As you can imagine, the above has the start and stop time. The parameter "-an" removes sound

Note the first cut is around 55.46 seconds ... I wanted to keep my statement, but remove the discussion in the cabin of our Rav
55.4599 seconds is exactly where I want to keep the audio

I ran timecut.bat, producing files in the folder in about 5 seconds. The file timecut.bat was tweaked a few times to get the sound to turn off on and off at the appropriate times. I changed the time paramter some time to 15 micro seconds to to get the result I wanted.

Then I join the clips. At the dos prompt, go to the output folder and make a file referencing all the files there.

Code:
cd output
(for %f in (*.MP4) do @echo file ‘%f’) > input.txt

The following file (input.txt) is produced.

file '2017_1027_065136_429-a.MP4'
file '2017_1027_065136_429-b.MP4'
file '2017_1027_065236_430-a.MP4'
file '2017_1027_065236_430-b.MP4'
file '2017_1027_065236_430-c.MP4'


Note how the file are in alphabetical order. I intentionally used target file names in timecut.bat to retain chronological order.

To produce a vide file containing all of the above video clips in input.txt, in the order mentioned in input.txt, following ffmpeg command is run

Code:
ffmpeg -f concat -i input.txt -c copy output.mp4

Which produces the file you see on youtube with the two raw file from my A119 edited with the audio turned on and off.
That is produced in about several seconds.

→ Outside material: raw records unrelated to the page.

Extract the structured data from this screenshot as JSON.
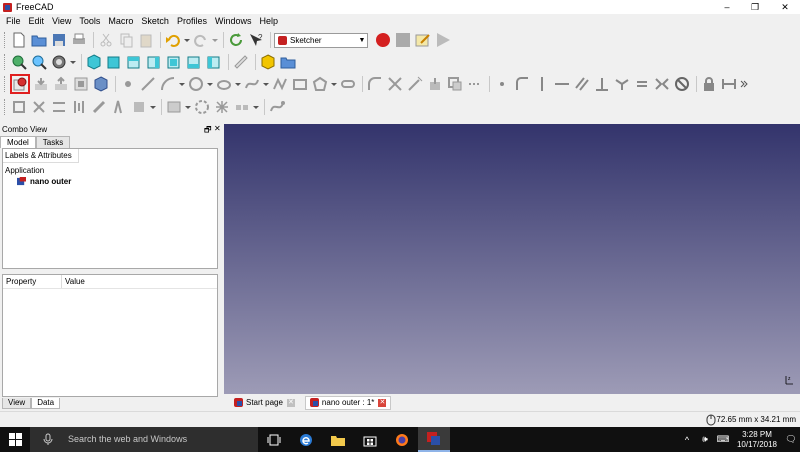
{
  "window": {
    "title": "FreeCAD",
    "controls": [
      "–",
      "❐",
      "✕"
    ]
  },
  "menu": [
    "File",
    "Edit",
    "View",
    "Tools",
    "Macro",
    "Sketch",
    "Profiles",
    "Windows",
    "Help"
  ],
  "workbench": {
    "selected": "Sketcher"
  },
  "combo_view": {
    "title": "Combo View",
    "tabs": [
      "Model",
      "Tasks"
    ],
    "tree_header": "Labels & Attributes",
    "tree_root": "Application",
    "tree_document": "nano outer",
    "property_columns": [
      "Property",
      "Value"
    ],
    "bottom_tabs": [
      "View",
      "Data"
    ]
  },
  "document_tabs": [
    {
      "label": "Start page",
      "active": false
    },
    {
      "label": "nano outer : 1*",
      "active": true
    }
  ],
  "status": {
    "dimensions": "72.65 mm x 34.21 mm"
  },
  "taskbar": {
    "search_placeholder": "Search the web and Windows",
    "time": "3:28 PM",
    "date": "10/17/2018"
  },
  "colors": {
    "viewport_top": "#33346c",
    "viewport_bottom": "#9d9bb6",
    "highlight_box": "#e02020",
    "freecad_red": "#c42020",
    "freecad_blue": "#2b4fa8"
  }
}
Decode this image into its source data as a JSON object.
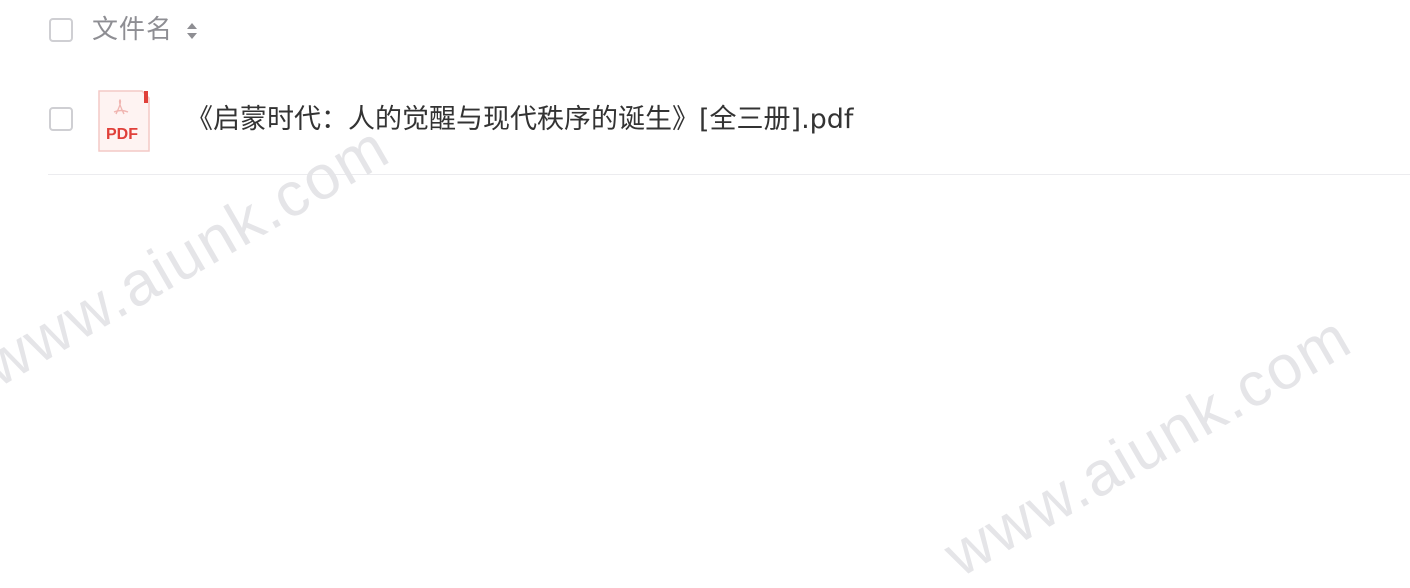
{
  "header": {
    "column_label": "文件名",
    "sort_icon": "sort-updown-icon"
  },
  "files": [
    {
      "type_icon": "pdf-file-icon",
      "icon_text": "PDF",
      "name": "《启蒙时代：人的觉醒与现代秩序的诞生》[全三册].pdf"
    }
  ],
  "watermark": {
    "text": "www.aiunk.com"
  },
  "colors": {
    "pdf_red": "#e0403a",
    "text": "#333333",
    "muted": "#8e8e93"
  }
}
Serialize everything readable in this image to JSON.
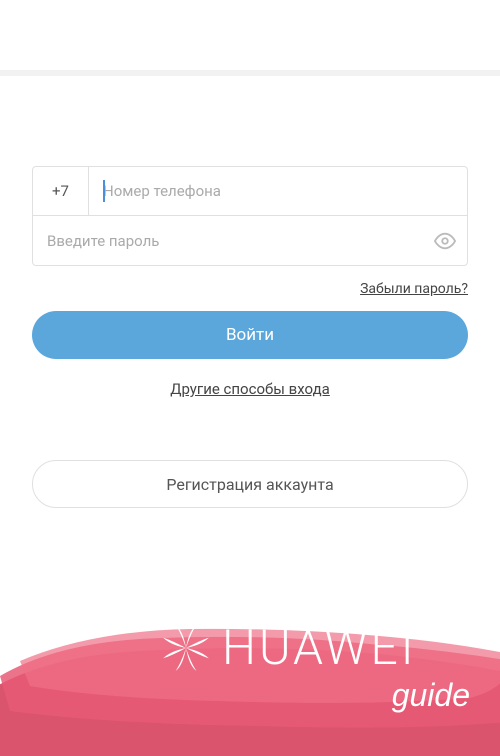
{
  "phone": {
    "country_code": "+7",
    "placeholder": "Номер телефона",
    "value": ""
  },
  "password": {
    "placeholder": "Введите пароль",
    "value": ""
  },
  "links": {
    "forgot": "Забыли пароль?",
    "other_methods": "Другие способы входа"
  },
  "buttons": {
    "login": "Войти",
    "register": "Регистрация аккаунта"
  },
  "watermark": {
    "brand": "HUAWEI",
    "sub": "guide"
  }
}
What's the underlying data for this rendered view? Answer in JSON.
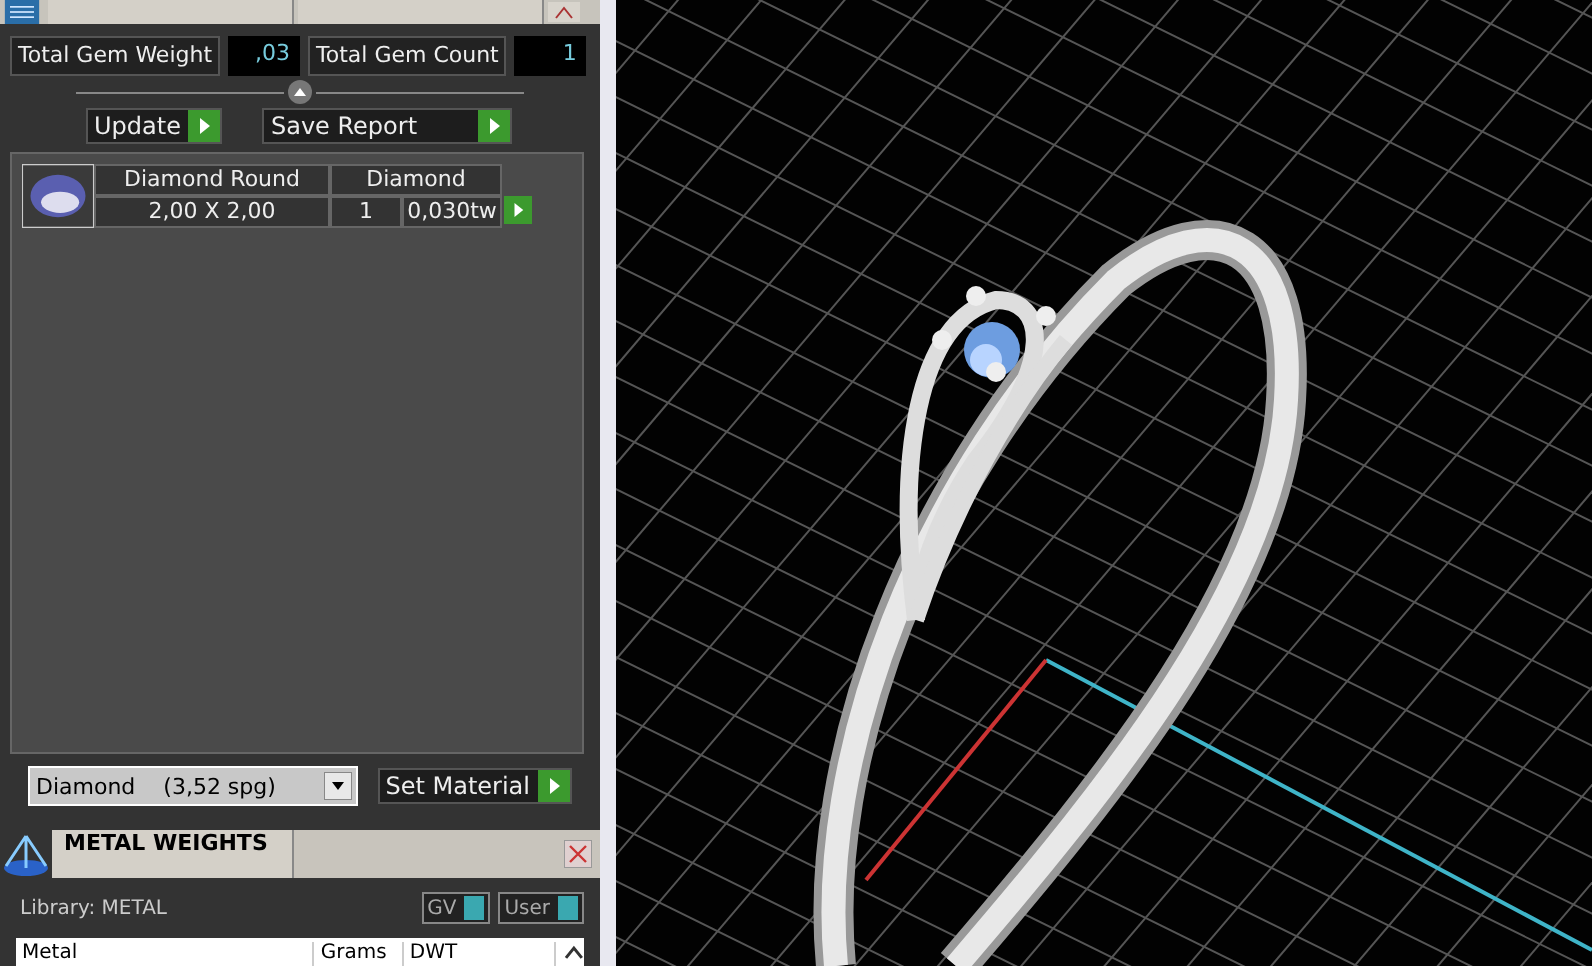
{
  "gem_summary": {
    "weight_label": "Total Gem Weight",
    "weight_value": ",03",
    "count_label": "Total Gem Count",
    "count_value": "1"
  },
  "buttons": [
    "Update",
    "Save Report"
  ],
  "gems": [
    {
      "name": "Diamond Round",
      "material": "Diamond",
      "size": "2,00 X 2,00",
      "count": "1",
      "weight": "0,030tw"
    }
  ],
  "material_select": {
    "value": "Diamond    (3,52 spg)"
  },
  "set_button": "Set Material",
  "metal_weights": {
    "title": "METAL WEIGHTS",
    "library": "Library: METAL",
    "toggles": [
      {
        "label": "GV",
        "on": true
      },
      {
        "label": "User",
        "on": true
      }
    ],
    "columns": [
      "Metal",
      "Grams",
      "DWT"
    ]
  }
}
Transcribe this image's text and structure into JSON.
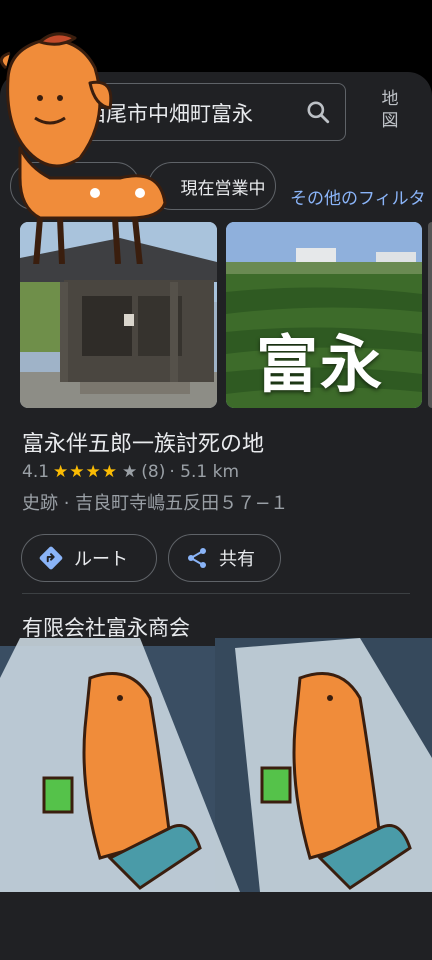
{
  "search": {
    "query": "西尾市中畑町富永"
  },
  "header": {
    "map_label_line1": "地",
    "map_label_line2": "図"
  },
  "filters": {
    "open_now": "現在営業中",
    "more": "その他のフィルタ"
  },
  "photos": {
    "overlay_text": "富永"
  },
  "place": {
    "title": "富永伴五郎一族討死の地",
    "rating": "4.1",
    "stars_full": "★★★★",
    "stars_empty": "★",
    "review_count": "(8)",
    "distance": "· 5.1 km",
    "category_address": "史跡 · 吉良町寺嶋五反田５７−１"
  },
  "actions": {
    "route": "ルート",
    "share": "共有"
  },
  "next_place": {
    "title": "有限会社富永商会"
  },
  "colors": {
    "background": "#202124",
    "accent_blue": "#8ab4f8",
    "star": "#fbbc04",
    "deer": "#f08c3a"
  }
}
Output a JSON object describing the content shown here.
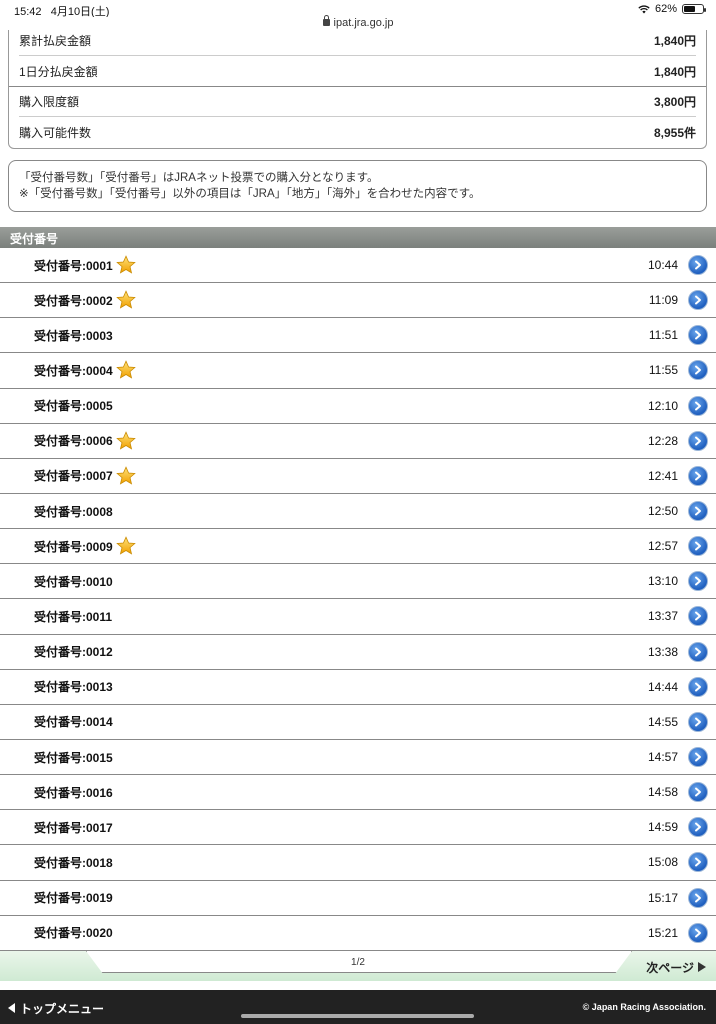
{
  "status": {
    "time": "15:42",
    "date": "4月10日(土)",
    "battery": "62%",
    "battery_level": 0.62
  },
  "browser": {
    "url": "ipat.jra.go.jp"
  },
  "summary": {
    "rows": [
      {
        "label": "累計払戻金額",
        "value": "1,840円"
      },
      {
        "label": "1日分払戻金額",
        "value": "1,840円"
      },
      {
        "label": "購入限度額",
        "value": "3,800円"
      },
      {
        "label": "購入可能件数",
        "value": "8,955件"
      }
    ]
  },
  "notes": {
    "line1": "「受付番号数」「受付番号」はJRAネット投票での購入分となります。",
    "line2": "※「受付番号数」「受付番号」以外の項目は「JRA」「地方」「海外」を合わせた内容です。"
  },
  "section": {
    "title": "受付番号"
  },
  "receipts": [
    {
      "label": "受付番号:0001",
      "time": "10:44",
      "starred": true
    },
    {
      "label": "受付番号:0002",
      "time": "11:09",
      "starred": true
    },
    {
      "label": "受付番号:0003",
      "time": "11:51",
      "starred": false
    },
    {
      "label": "受付番号:0004",
      "time": "11:55",
      "starred": true
    },
    {
      "label": "受付番号:0005",
      "time": "12:10",
      "starred": false
    },
    {
      "label": "受付番号:0006",
      "time": "12:28",
      "starred": true
    },
    {
      "label": "受付番号:0007",
      "time": "12:41",
      "starred": true
    },
    {
      "label": "受付番号:0008",
      "time": "12:50",
      "starred": false
    },
    {
      "label": "受付番号:0009",
      "time": "12:57",
      "starred": true
    },
    {
      "label": "受付番号:0010",
      "time": "13:10",
      "starred": false
    },
    {
      "label": "受付番号:0011",
      "time": "13:37",
      "starred": false
    },
    {
      "label": "受付番号:0012",
      "time": "13:38",
      "starred": false
    },
    {
      "label": "受付番号:0013",
      "time": "14:44",
      "starred": false
    },
    {
      "label": "受付番号:0014",
      "time": "14:55",
      "starred": false
    },
    {
      "label": "受付番号:0015",
      "time": "14:57",
      "starred": false
    },
    {
      "label": "受付番号:0016",
      "time": "14:58",
      "starred": false
    },
    {
      "label": "受付番号:0017",
      "time": "14:59",
      "starred": false
    },
    {
      "label": "受付番号:0018",
      "time": "15:08",
      "starred": false
    },
    {
      "label": "受付番号:0019",
      "time": "15:17",
      "starred": false
    },
    {
      "label": "受付番号:0020",
      "time": "15:21",
      "starred": false
    }
  ],
  "pager": {
    "page": "1/2",
    "next_label": "次ページ"
  },
  "footer": {
    "top_menu": "トップメニュー",
    "copyright": "© Japan Racing Association."
  },
  "colors": {
    "header_bg": "#7b807c",
    "link_blue": "#1f5fbf",
    "star": "#f5b400",
    "pager_bg": "#cfead3",
    "footer_bg": "#222222"
  },
  "icons": {
    "star": "star-icon",
    "detail": "chevron-right-circle-icon",
    "wifi": "wifi-icon",
    "battery": "battery-icon",
    "lock": "lock-icon"
  }
}
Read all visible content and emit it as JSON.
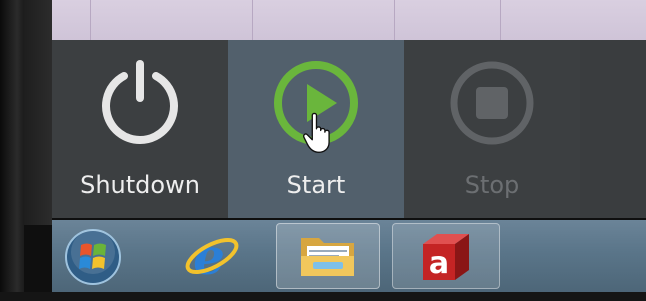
{
  "actions": {
    "shutdown": {
      "label": "Shutdown",
      "icon": "power-icon"
    },
    "start": {
      "label": "Start",
      "icon": "play-icon"
    },
    "stop": {
      "label": "Stop",
      "icon": "stop-icon"
    }
  },
  "taskbar": {
    "items": [
      {
        "name": "windows-start-orb",
        "icon": "windows-logo-icon"
      },
      {
        "name": "internet-explorer",
        "icon": "internet-explorer-icon"
      },
      {
        "name": "windows-explorer",
        "icon": "folder-icon"
      },
      {
        "name": "application",
        "icon": "red-cube-a-icon"
      }
    ]
  },
  "colors": {
    "start_accent": "#6ab63c",
    "icon_white": "#e6e6e6",
    "disabled": "#606366",
    "start_tile_bg": "#52606c",
    "tile_bg": "#3c3f41"
  },
  "cursor": "hand-pointer-icon"
}
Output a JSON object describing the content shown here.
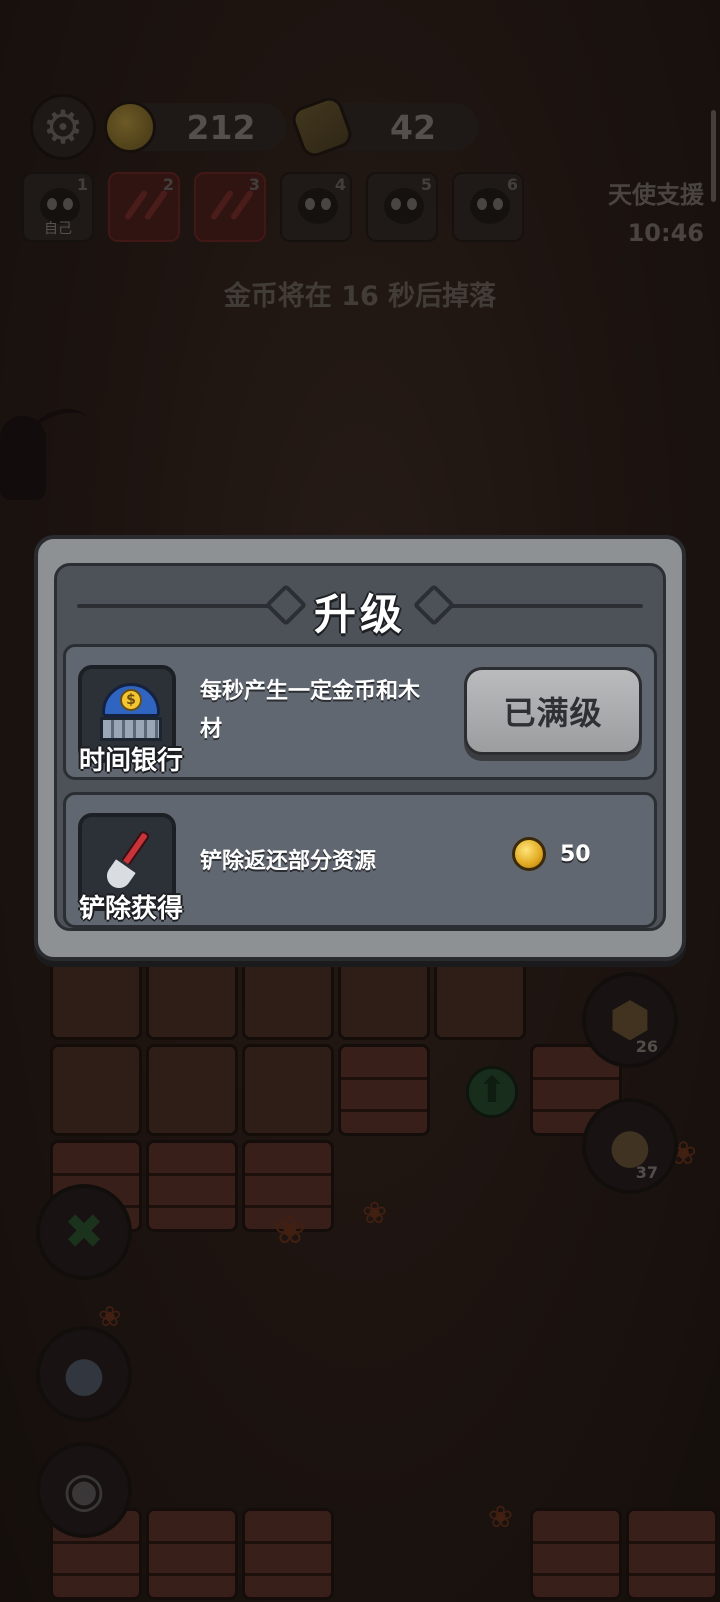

It would have been easier to use a graphical editor, but it would not give the precision to the microsecond I want with removing audio and I find I get a result much faster than using Kdenlive to render a file.

The ffmpeg comands in Linux are almost identical.
Off course the commands to delete files in folder and looping would be different.
 
Daughter and I drove through morning rush hour in Toronto last October. Atrocious. HELL.